The Federal Emergency Management Agency has even set up a “Coronavirus Rumor Control” website to combat, among other things, rumors about the National Guard being deployed.
On Saturday, a rumor quickly took hold that the National Guard was being used to shut down the TN-KY border along Interstate 75 at Jellico, in northern Campbell County. Someone posted on Facebook that the Tennessee Highway Patrol and the National Guard were positioned at the border, and it spread from there.
“It turned out that it was THP and TDOT there for a lane closure,” said Tibbals, who phoned Campbell County Mayor E.L. Morton after learning of the rumor. “It just went crazy because someone posted it on Facebook. The government isn’t going to shut down the state line like that. You can’t close interstate commerce routes.”
With all that said, it is possible that Tennesseans will see the National Guard show up at their local health department. Tibbals said Monday that he and other county mayors had gotten an email from the state advising them that the National Guard would be present at select health department facilities across the state.

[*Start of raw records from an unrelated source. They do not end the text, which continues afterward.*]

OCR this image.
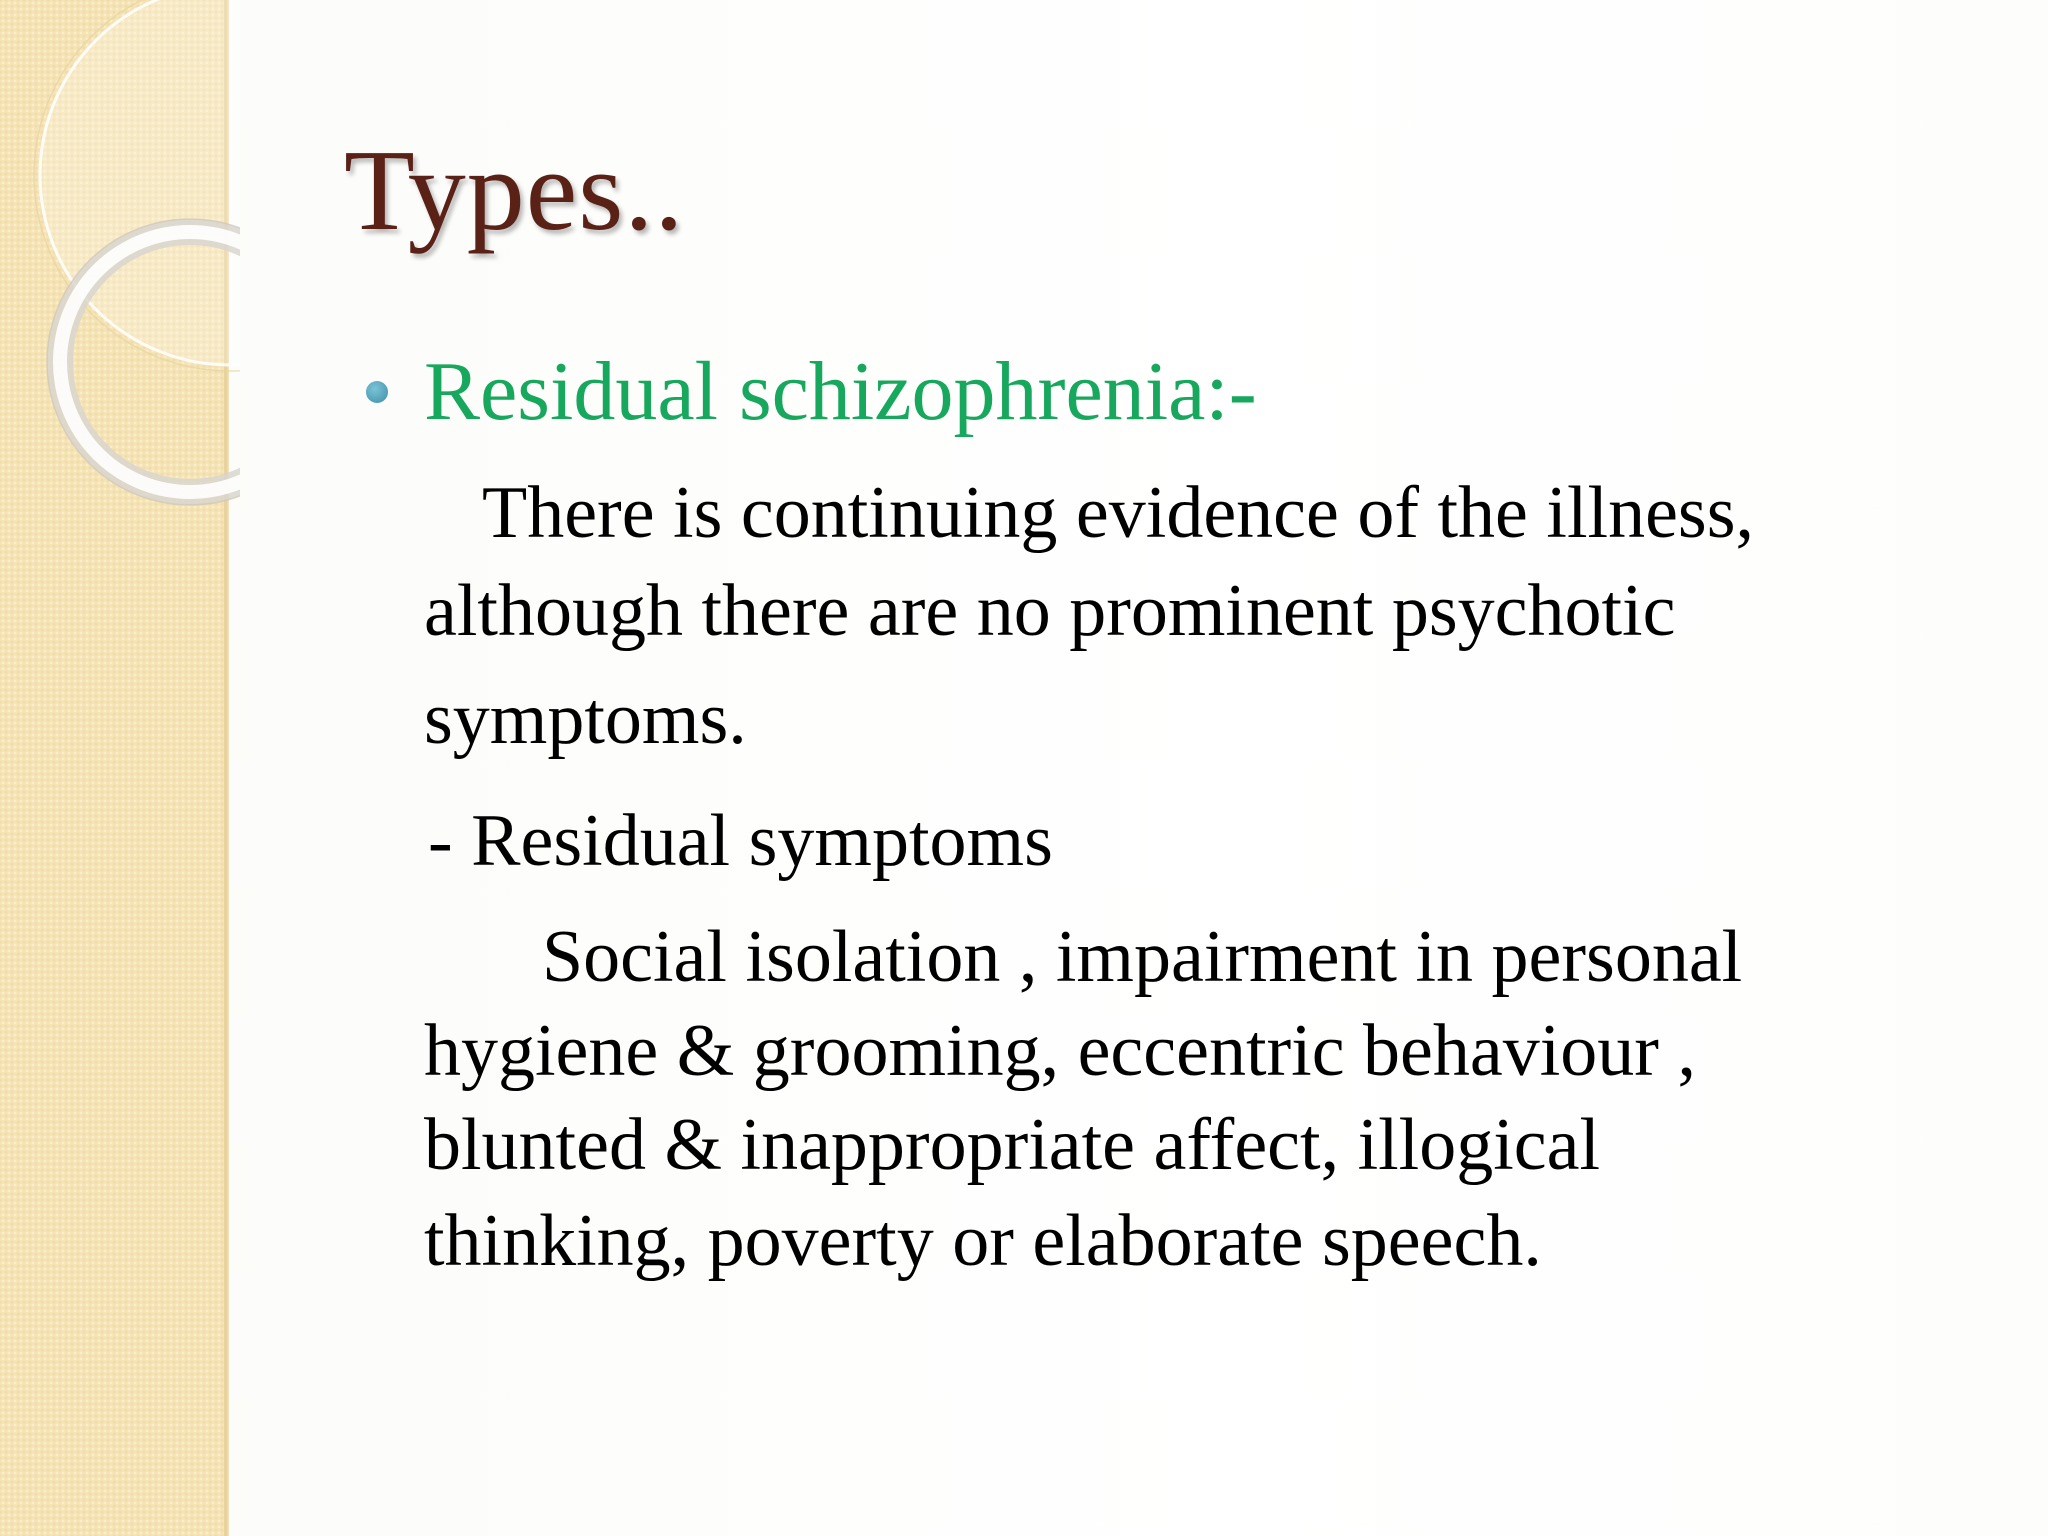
Types..
Residual schizophrenia:-
There is continuing evidence of the illness,
although there are no prominent psychotic
symptoms.
- Residual symptoms
Social isolation , impairment in personal
hygiene & grooming, eccentric behaviour ,
blunted & inappropriate affect, illogical
thinking, poverty or elaborate speech.
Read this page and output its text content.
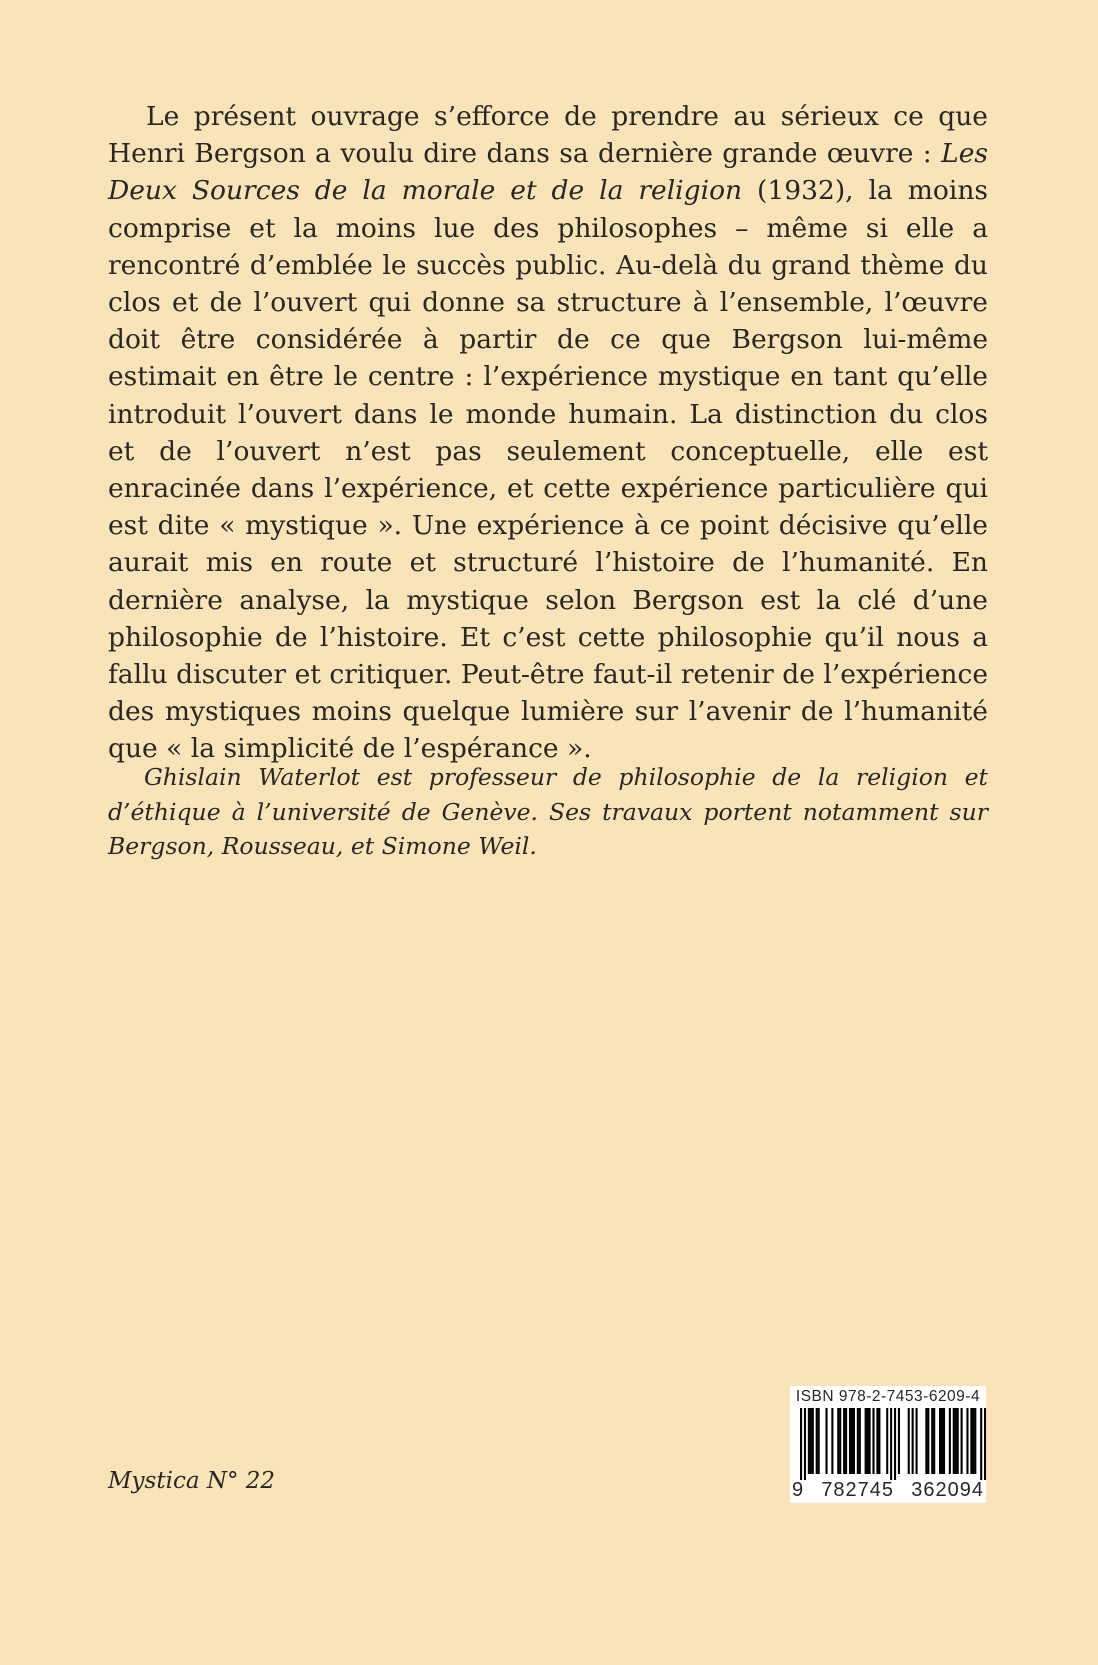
Le présent ouvrage s’efforce de prendre au sérieux ce que Henri Bergson a voulu dire dans sa dernière grande œuvre : Les Deux Sources de la morale et de la religion (1932), la moins comprise et la moins lue des philosophes – même si elle a rencontré d’emblée le succès public. Au-delà du grand thème du clos et de l’ouvert qui donne sa structure à l’ensemble, l’œuvre doit être considérée à partir de ce que Bergson lui-même estimait en être le centre : l’expérience mystique en tant qu’elle introduit l’ouvert dans le monde humain. La distinction du clos et de l’ouvert n’est pas seulement conceptuelle, elle est enracinée dans l’expérience, et cette expérience particulière qui est dite « mystique ». Une expérience à ce point décisive qu’elle aurait mis en route et structuré l’histoire de l’humanité. En dernière analyse, la mystique selon Bergson est la clé d’une philosophie de l’histoire. Et c’est cette philosophie qu’il nous a fallu discuter et critiquer. Peut-être faut-il retenir de l’expérience des mystiques moins quelque lumière sur l’avenir de l’humanité que « la simplicité de l’espérance ».

Ghislain Waterlot est professeur de philosophie de la religion et d’éthique à l’université de Genève. Ses travaux portent notamment sur Bergson, Rousseau, et Simone Weil.

Mystica N° 22

ISBN 978-2-7453-6209-4
9 782745 362094
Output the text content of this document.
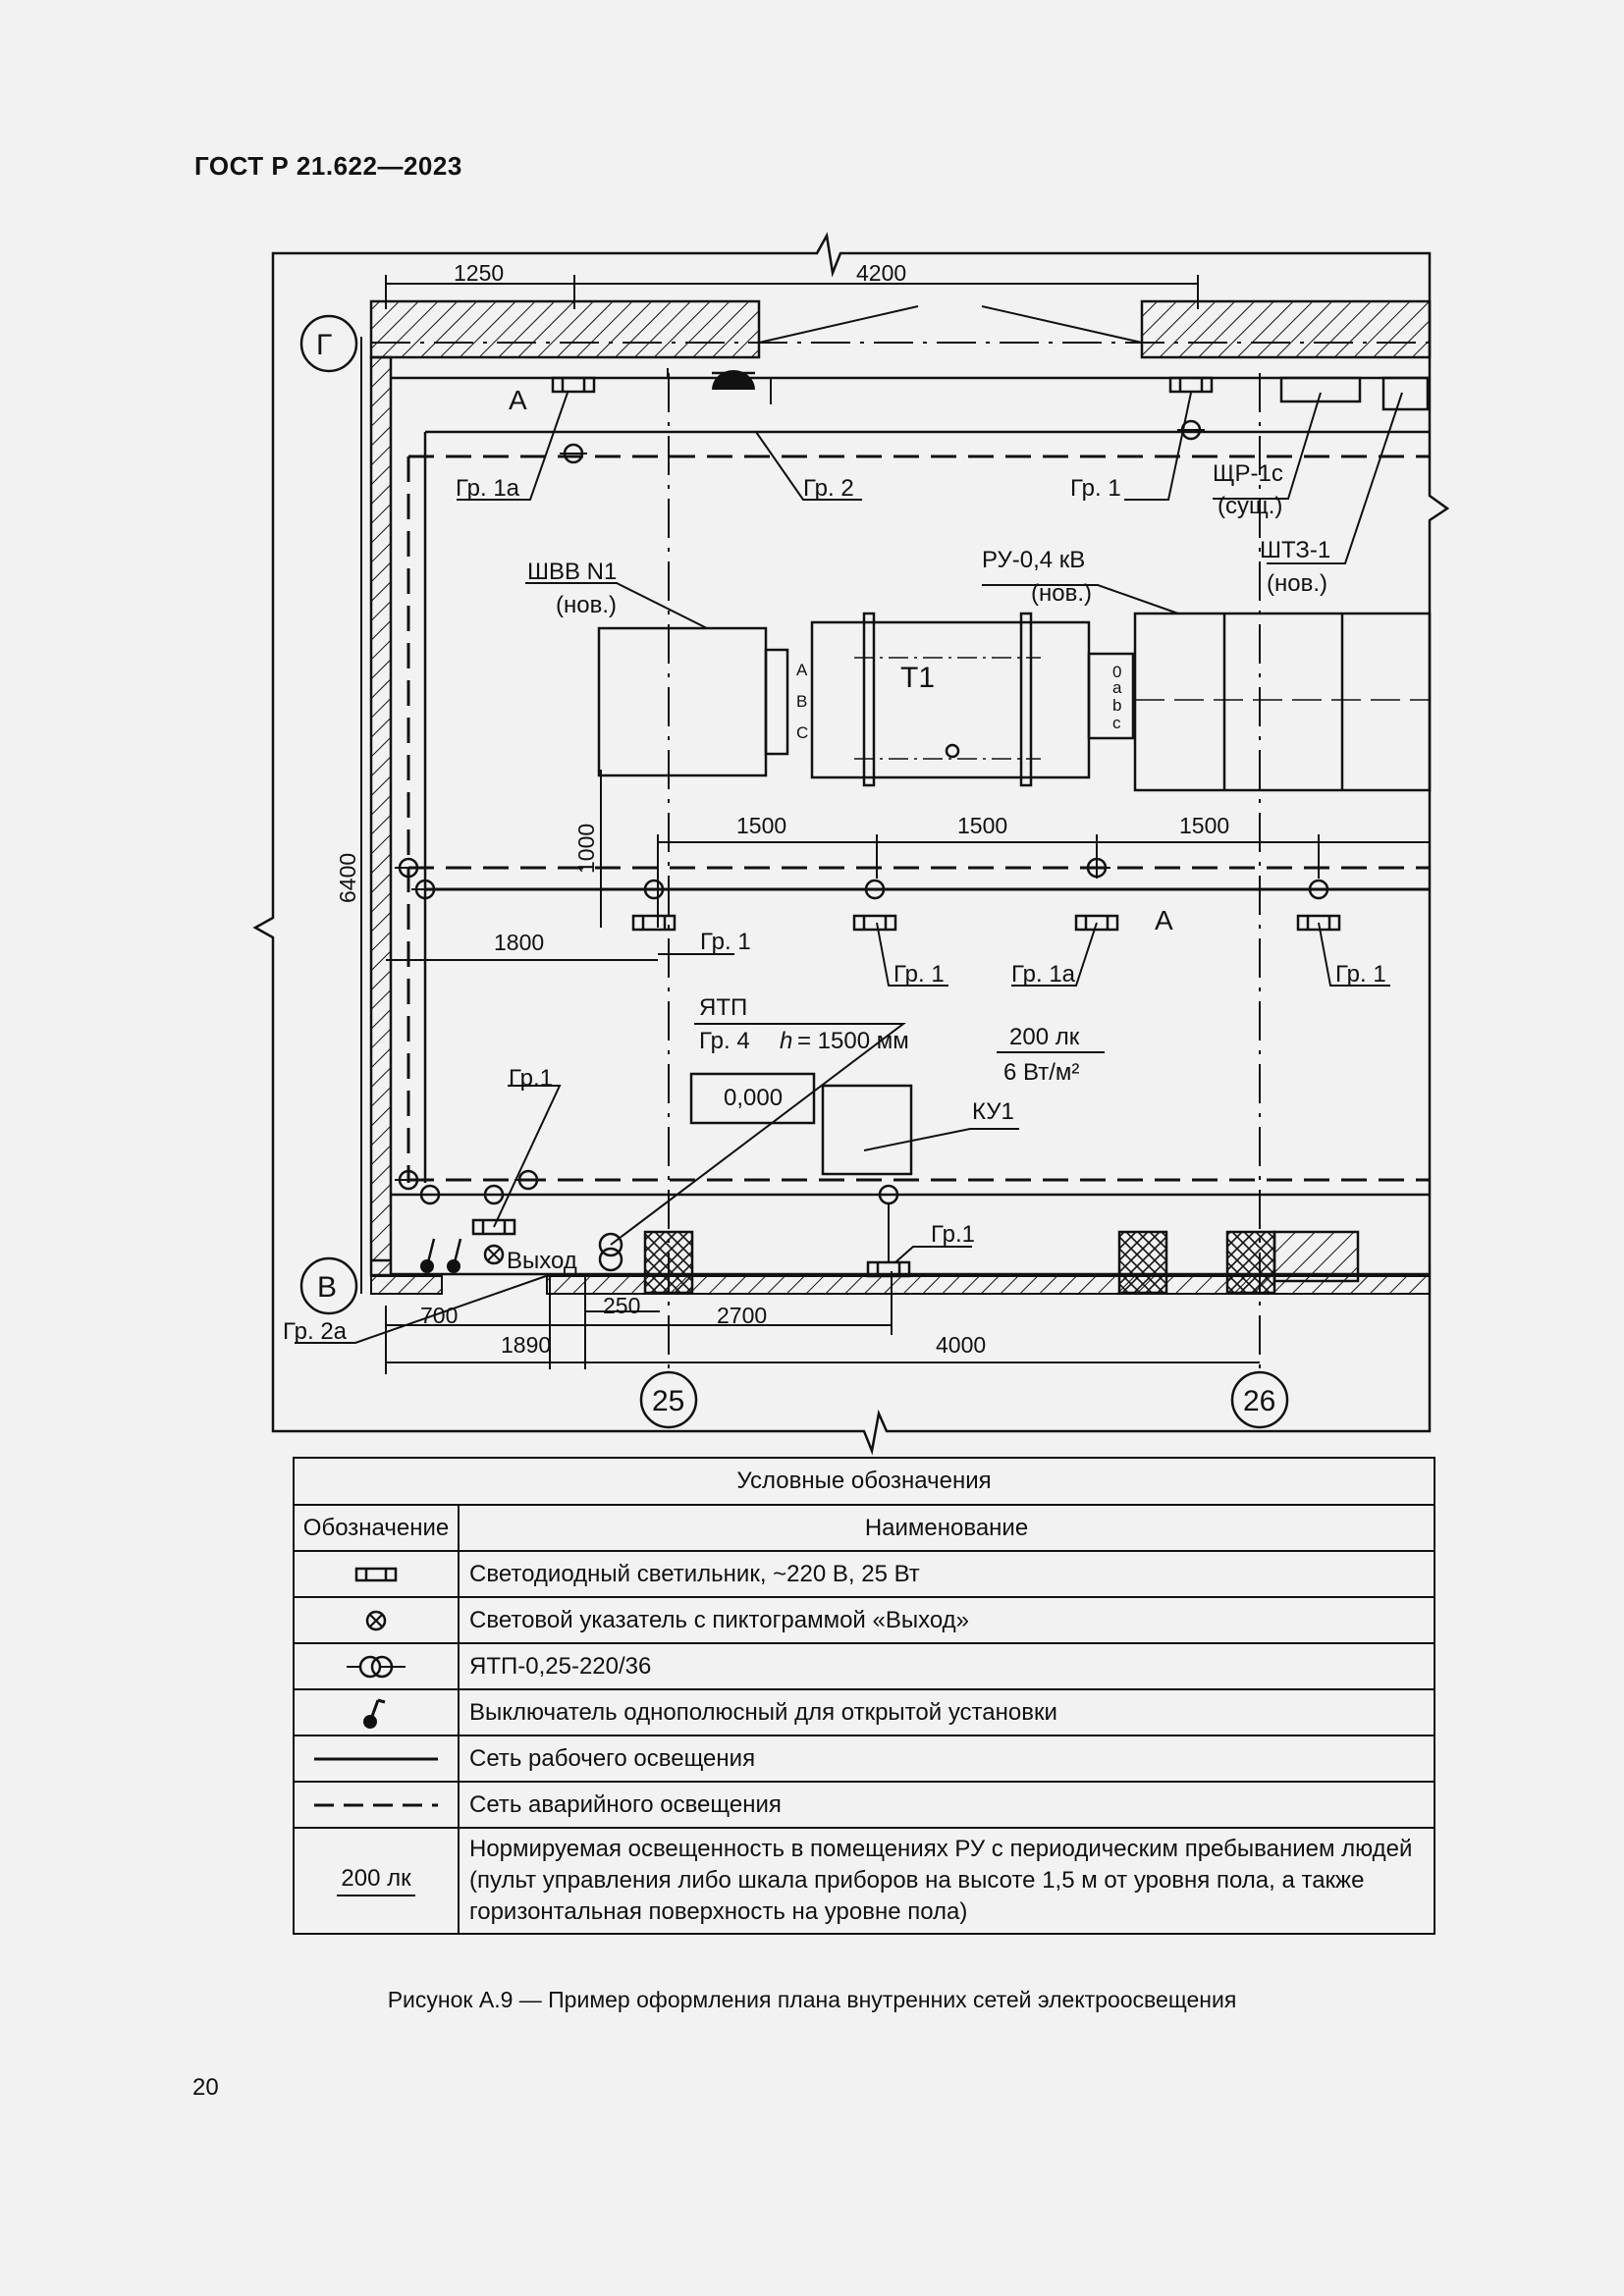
ГОСТ Р 21.622—2023
1250	4200
6400
1000	1500	1500	1500
1800
700	250	2700
1890	4000
Г
В
25	26
А
Гр. 1а	Гр. 2	Гр. 1
ЩР-1с
(сущ.)
ШТЗ-1
(нов.)
ШВВ N1
(нов.)
РУ-0,4 кВ
(нов.)
Т1
A
B
C
0
a
b
c
Гр. 1
Гр. 1	Гр. 1а
А
Гр. 1
ЯТП
Гр. 4 h = 1500 мм	200 лк
6 Вт/м²
0,000
КУ1
Гр.1
Выход
Гр.1
Гр. 2а
Условные обозначения	
Обозначение	Наименование

	Светодиодный светильник, ~220 В, 25 Вт

	Световой указатель с пиктограммой «Выход»

	ЯТП-0,25-220/36

	Выключатель однополюсный для открытой установки

	Сеть рабочего освещения

	Сеть аварийного освещения
200 лк	Нормируемая освещенность в помещениях РУ с периодическим пребыванием людей (пульт управления либо шкала приборов на высоте 1,5 м от уровня пола, а также горизонтальная поверхность на уровне пола)
Рисунок А.9 — Пример оформления плана внутренних сетей электроосвещения
20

However, it’s not going to be armed troops rolling up in tanks and Humvees. The personnel are likely to be uniformed — that’s protocol — but they’re medics who are going to be there to assist health department personnel in an effort to speed up the testing process.
“They are looking at sending a couple of medics to each of the rural health departments needing assistance so they can increase their testing times,” DeKalb County (Smithville, Tenn.) EMA Director Charlie Parker told a Middle Tennessee radio station on Tuesday.
Is coronavirus only making the elderly seriously sick? Most of the rumors that flare up on social media are the dramatic kind, the ones that overstate the crisis. But, sometimes, misinformation can take hold because people want to calm the storm. One popular claim, that hasn’t dissipated as the coronavirus spread across the U.S. has played out, is that it’s “just the elderly” who are getting sick, and for everyone else, coronavirus is little more than “a case of the sniffles.”
But that’s not necessarily true, federal health officials are saying. Anyone can catch coronavirus; in Tennessee, 70 percent of everyone who has been infected is under the age of 50, while only 12 percent are over the age of 70 — the most at-risk age group. In Scott County, the only confirmed case involved a teenager. It is true that the coronavirus usually causes mild symptoms — in every age demographic, to be statistically accurate, but especially in the young — but it’s not true that illness cannot be severe even in those who don’t fall into the risk groups of being old or having chronic, pre-existing medical conditions.
In Atlanta, a 12-year-old girl who was otherwise healthy is on a ventilator after becoming seriously ill. That isn’t an isolated case. A 34-year-old cancer survivor died last week.
While 80 percent of coronavirus deaths in the U.S. — four out of every five — are in people 65 and over, with most of those coming in people over 85, the Centers for Disease Control & Prevention recently released new information showing that 40 percent of those hospitalized by the virus were in the 20 to 54 age demographic. Additionally, 12 percent of ICU admissions were people in the 20 to 44 age demographic.
Dr. Anthony Fauci, director of the National Institute of Allergy & Infectious Diseases, said on CBS’s “Face the Nation” Sunday morning that all age groups can be at risk, especially those with underlying health conditions.
“All bets are off no matter how young you are if you have an underlying serious medical condition. You’re going to potentially get into trouble,” Fauci said.